My first memory
by , 08-14-2007 at 10:02 PM (1631 Views)
Note: This was posted on this site (somewhere) but the content fits here in this "story" I am telling. So for those of you who have seen it before...oh well
I was born on a dark moon in October of 1956. The year I turned four my parents, my baby brother and I lived in small green house somewhere north of Pittsburgh. Our house was one of three on a hillside. The three perched in a clearing cut from the surrounding timber. There were evergreen shrubs around the foundations of the house and a narrow brick ledge that seemed, at the time, so high that I was in danger when I climbed along its bricks. I loved to inch along the ledge, back to the house, my palms pressed flat against the rough bricks. I would chant as I went. Purple people eaters. Purple people eaters. I climbed past the shrubs, felt a frisson of fear, that they—and their sharp needles—would eat me if I fell from the ledge.
The day which marks for me the beginning of my spiritual life also marks my first memory. It was early winter just after I turned four. I wore a brown snowsuit with mittens hanging from strings. The snowsuit was the same colour as my stuffed donkey, a toy my grandmother had given me at my birth, my mother told me. Donkey was as big as me. He had a rough brown body, a white nose and big floppy ears. I remember the snowsuit, I think, because Donkey was so important to me. In fact at age 50 I still have him.
There was snow. It was like stars or diamonds. The sky was blue and bright, the air not really cold. My face, I remember, felt warm inside the white fake-fur of my hood. My mother dressed me and sent me into the yard to play. She stayed inside with my baby brother. It was a safe place to live (I think) and so we had no fences.
I made for the woods. I felt as if I was on long journey. I suppose because I still had the legs of a small child. I would lift my feet, my knees nearly at my chest, just to clear the snow. Just inside the wood, where I could still see my parents’ house if I looked, there was a living hump of red jagger bushes. Now I know they must have been raspberry canes, or perhaps blackberry, but at the time I called them jaggers because they had thorns like daggers. There was a small entrance into the mound that the jaggers made and a short little tunnel of the same thick woody canes. They were bright red those canes and stood out against the dark trees and the snow that fell on the hump of its back.
Inside the jagger mound, it was clear of snow; instead there was a bed of soft, fragrant leaves. They were big leaves. Bigger than my hand and they were brown like my snowsuit skin. They smelt of sleep and somehow of home, although not of my house where I lived with my family. I remember the feel of them under me. I laid down, my arms tucked in at my sides. My feet fell open a little. I stared up at the living roof, smelled the earth, felt the cushion of old life, heard the soft shush of air moving through the jaggers. I could taste raisin toast. And then I wasn’t there in the jagger-house anymore.

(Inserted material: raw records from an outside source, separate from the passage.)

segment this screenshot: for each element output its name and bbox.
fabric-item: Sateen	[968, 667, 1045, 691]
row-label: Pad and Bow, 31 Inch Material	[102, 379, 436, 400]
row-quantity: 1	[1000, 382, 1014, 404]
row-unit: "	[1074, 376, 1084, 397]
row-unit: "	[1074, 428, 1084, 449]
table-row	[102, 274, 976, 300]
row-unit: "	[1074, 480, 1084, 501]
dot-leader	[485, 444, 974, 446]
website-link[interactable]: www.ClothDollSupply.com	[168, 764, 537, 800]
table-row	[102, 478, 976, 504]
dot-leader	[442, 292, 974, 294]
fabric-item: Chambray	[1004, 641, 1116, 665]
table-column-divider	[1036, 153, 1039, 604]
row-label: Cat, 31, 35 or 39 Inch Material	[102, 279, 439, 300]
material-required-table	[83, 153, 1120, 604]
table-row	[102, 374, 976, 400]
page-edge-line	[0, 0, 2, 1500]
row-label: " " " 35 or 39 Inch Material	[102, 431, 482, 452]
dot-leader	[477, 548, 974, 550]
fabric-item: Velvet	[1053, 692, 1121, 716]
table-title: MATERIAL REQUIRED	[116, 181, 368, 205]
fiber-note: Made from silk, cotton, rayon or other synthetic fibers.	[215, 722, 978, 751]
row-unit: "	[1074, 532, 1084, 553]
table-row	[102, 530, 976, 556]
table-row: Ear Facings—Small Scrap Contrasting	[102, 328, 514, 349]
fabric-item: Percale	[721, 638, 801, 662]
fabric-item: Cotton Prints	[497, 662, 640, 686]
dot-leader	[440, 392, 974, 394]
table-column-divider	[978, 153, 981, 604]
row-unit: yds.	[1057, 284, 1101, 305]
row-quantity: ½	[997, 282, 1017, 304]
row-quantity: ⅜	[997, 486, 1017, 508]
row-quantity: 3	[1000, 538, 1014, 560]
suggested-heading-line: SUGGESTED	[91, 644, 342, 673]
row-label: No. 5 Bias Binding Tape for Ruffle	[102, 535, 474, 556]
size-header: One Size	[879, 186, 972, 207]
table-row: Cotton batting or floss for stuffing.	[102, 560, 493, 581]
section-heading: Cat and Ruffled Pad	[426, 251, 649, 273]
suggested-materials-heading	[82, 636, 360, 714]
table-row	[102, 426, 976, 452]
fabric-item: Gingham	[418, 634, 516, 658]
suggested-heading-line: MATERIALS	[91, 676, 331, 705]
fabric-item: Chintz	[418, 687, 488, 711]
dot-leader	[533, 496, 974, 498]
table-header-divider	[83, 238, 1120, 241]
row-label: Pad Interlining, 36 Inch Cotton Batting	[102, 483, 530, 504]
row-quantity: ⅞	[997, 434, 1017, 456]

I felt no surprise. No fear. I was in an oval glade that closed-in-green around a small circle of blue sky. It was summer. The grass green and the trees were in full leaf, and it smelt of hyacinths, although I don’t remember seeing any. There were two people there, a man and a woman. They talked to me for quite a while it seemed, telling me things. Time was different here. It was as if I were floating in a sea, moving, yet not moving. It was as if a wave of some kind had picked me up and was lifting me gently, moving me up and down. I could not really tell what was me and what wasn’t: I had an amorphous sense of own limits. It was if the whole thing—the glade, the people, the trees, the sky, me—were all there was. It was as if it was forever and yet it was also like there wasn’t any time at all. It’s the same sense I get swimming in the sea—as if I am suspended in a drop of green light that has neither space nor time. Of course at the time I didn’t think about it like that. I didn’t “think” about it at all. I just felt the flow and ebb, heard the sounds and voices, saw the summer trees and the sky. What I learned that day registered at the sensory level not at the cognitive. So I wasn’t listening to the two people exactly, although I took all the sounds in. I was just there and open, absorbing what was present. I had no intent, nor will, no feeling really, just presence.

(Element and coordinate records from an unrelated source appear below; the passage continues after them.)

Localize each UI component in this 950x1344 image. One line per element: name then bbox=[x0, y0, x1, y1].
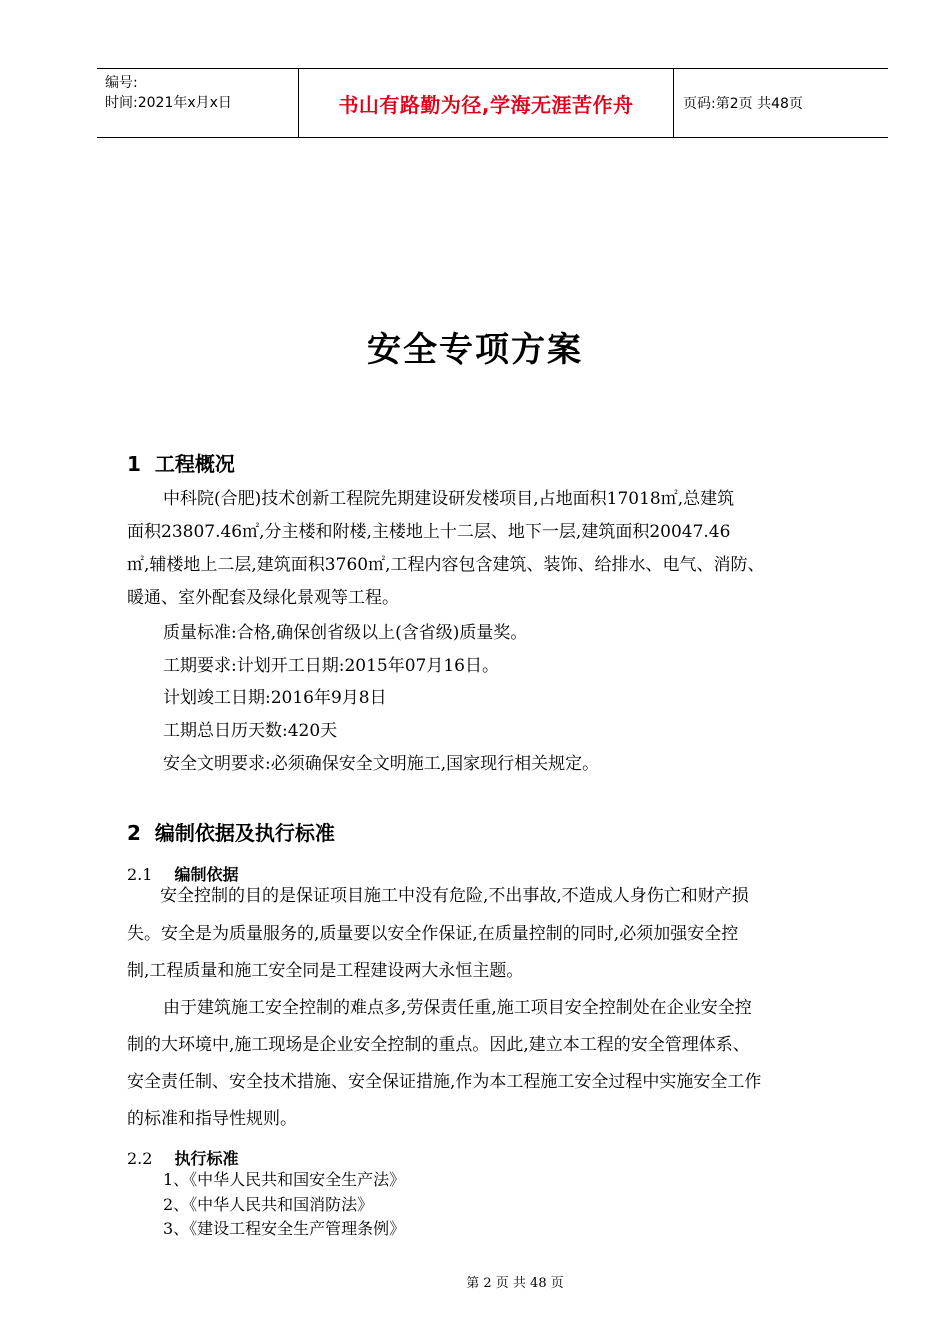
list-item: 3、《建设工程安全生产管理条例》 bbox=[163, 1219, 406, 1238]
paragraph-line: 制,工程质量和施工安全同是工程建设两大永恒主题。 bbox=[127, 961, 524, 981]
section-number: 2 bbox=[127, 821, 141, 845]
header-page-label: 页码:第2页 共48页 bbox=[683, 96, 803, 112]
overview-line: 面积23807.46㎡,分主楼和附楼,主楼地上十二层、地下一层,建筑面积20047.46 bbox=[127, 522, 731, 542]
list-item: 1、《中华人民共和国安全生产法》 bbox=[163, 1170, 406, 1189]
section-2-heading bbox=[127, 817, 335, 846]
paragraph-line: 的标准和指导性规则。 bbox=[127, 1109, 297, 1129]
page-footer: 第 2 页 共 48 页 bbox=[466, 1276, 564, 1291]
header-number-label: 编号: bbox=[105, 75, 138, 91]
header-divider bbox=[673, 69, 674, 137]
section-number: 1 bbox=[127, 452, 141, 476]
schedule-requirement: 工期要求:计划开工日期:2015年07月16日。 bbox=[163, 656, 499, 676]
safety-requirement: 安全文明要求:必须确保安全文明施工,国家现行相关规定。 bbox=[163, 754, 600, 774]
list-item: 2、《中华人民共和国消防法》 bbox=[163, 1195, 374, 1214]
section-1-heading bbox=[127, 448, 235, 477]
paragraph-line: 由于建筑施工安全控制的难点多,劳保责任重,施工项目安全控制处在企业安全控 bbox=[163, 998, 752, 1018]
paragraph-line: 安全控制的目的是保证项目施工中没有危险,不出事故,不造成人身伤亡和财产损 bbox=[160, 886, 749, 906]
subsection-title: 编制依据 bbox=[174, 865, 239, 884]
section-title: 编制依据及执行标准 bbox=[154, 821, 335, 845]
quality-standard: 质量标准:合格,确保创省级以上(含省级)质量奖。 bbox=[163, 623, 528, 643]
duration-days: 工期总日历天数:420天 bbox=[163, 721, 338, 741]
completion-date: 计划竣工日期:2016年9月8日 bbox=[163, 688, 387, 708]
header-motto: 书山有路勤为径,学海无涯苦作舟 bbox=[338, 92, 634, 117]
page-header bbox=[97, 68, 888, 138]
paragraph-line: 制的大环境中,施工现场是企业安全控制的重点。因此,建立本工程的安全管理体系、 bbox=[127, 1035, 750, 1055]
subsection-2-2-heading bbox=[127, 1146, 238, 1169]
paragraph-line: 安全责任制、安全技术措施、安全保证措施,作为本工程施工安全过程中实施安全工作 bbox=[127, 1072, 762, 1092]
subsection-title: 执行标准 bbox=[174, 1149, 239, 1168]
overview-line: 中科院(合肥)技术创新工程院先期建设研发楼项目,占地面积17018㎡,总建筑 bbox=[163, 489, 735, 509]
header-time-label: 时间:2021年x月x日 bbox=[105, 95, 232, 111]
subsection-number: 2.1 bbox=[127, 865, 153, 884]
subsection-number: 2.2 bbox=[127, 1149, 153, 1168]
paragraph-line: 失。安全是为质量服务的,质量要以安全作保证,在质量控制的同时,必须加强安全控 bbox=[127, 924, 739, 944]
overview-line: 暖通、室外配套及绿化景观等工程。 bbox=[127, 588, 399, 608]
header-meta bbox=[105, 73, 300, 113]
section-title: 工程概况 bbox=[154, 452, 235, 476]
overview-line: ㎡,辅楼地上二层,建筑面积3760㎡,工程内容包含建筑、装饰、给排水、电气、消防、 bbox=[127, 555, 765, 575]
document-title: 安全专项方案 bbox=[367, 330, 583, 370]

My family and I moved from that house sometime after this. I don’t remember returning to the jagger-house, although I am fairly sure I must have since I felt so safe and welcome there. What I do know is that this experience changed my world profoundly. I didn’t speak about it with my mother (at least I don’t remember doing so and she never brought it up to me later), but it was as if I was born that day. My memory, for one thing, was vivid: some things when they happen, I seem to record in great sensual detail. I can still, for example, remember how the leaves under the jaggers felt. I can see their big points, like maple leaves; feel them under my palms. Perhaps it is that life had depth and resonance from then on: it was as if a wakeful watcher had moved into my head; she sensed things I couldn’t.
She, I sometimes think, is the one who remembers in this new and vibrant way. (She also has, I must say, a rather wicked sense of humor, although she is not mean. She has always helped me to avoid the worst consequences of my own stupidity.) From that day I have always been conscious at some level of what I call the void. That awareness became, for me, my backbone, especially when things were hard.